In practice, if the system has swap configured, it's going to want to swap out some pages of memory before it tries unloading file-backed pages that are currently in use; therefore, if this mechanism does need another page urgently, it can bump a file-backed page, finish swapping out the anonymous pages, and then let the file-backed page get faulted back in.

Where is the decision to allocate a swap table made?

Posted Feb 3, 2026 16:04 UTC (Tue) by farnz (subscriber, #17727) [Link] (1 responses)

Do you know where the decision to allocate the table is made?

I'm wondering if the kernel is able to promise that it starts swapping (if there's swap configured) before it's down to its last clean or free page - so that it never actually gets into the situation where it can't allocate a page of physical memory to allow it to free up more by swapping, because in the worst case, it can do the file-backed page dance you describe.

Where is the decision to allocate a swap table made?

Posted Feb 3, 2026 17:13 UTC (Tue) by corbet (editor, #1) [Link]

The kernel will start reclaim long before it gets to that last free page.
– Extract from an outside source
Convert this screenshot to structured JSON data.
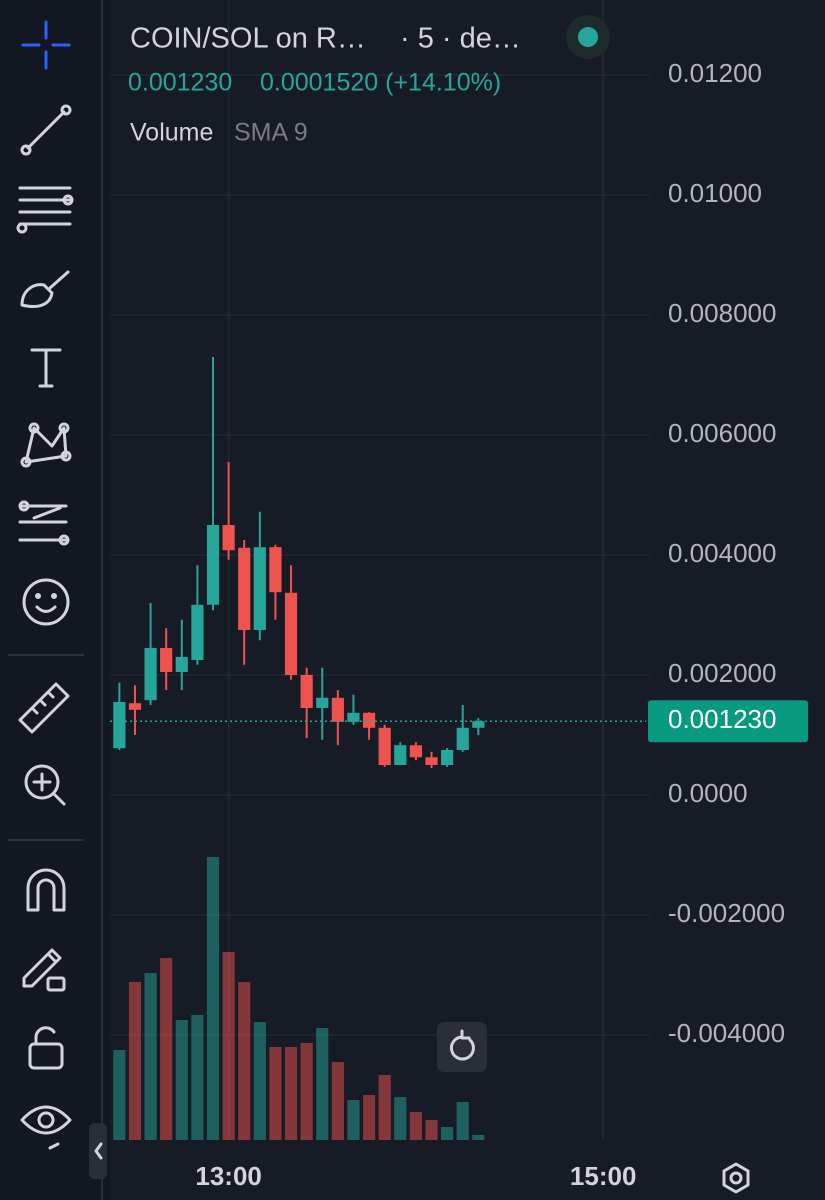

There are watermark levels that it tries to never go below.

Dynamic allocation

Posted Feb 3, 2026 23:24 UTC (Tue) by iabervon (subscriber, #722) [Link]

The kernel generally needs some memory available in order to tell a storage device to write something (even if the something to write is already in place and it's just writing out a dirty file-backed page in cache so that it can free it), so it's got memory reserved for that sort of thing. Presumably, resizing the array gets access to this reserved memory as well, so that it can expand some and swap out more than that so that the memory reservation is restored.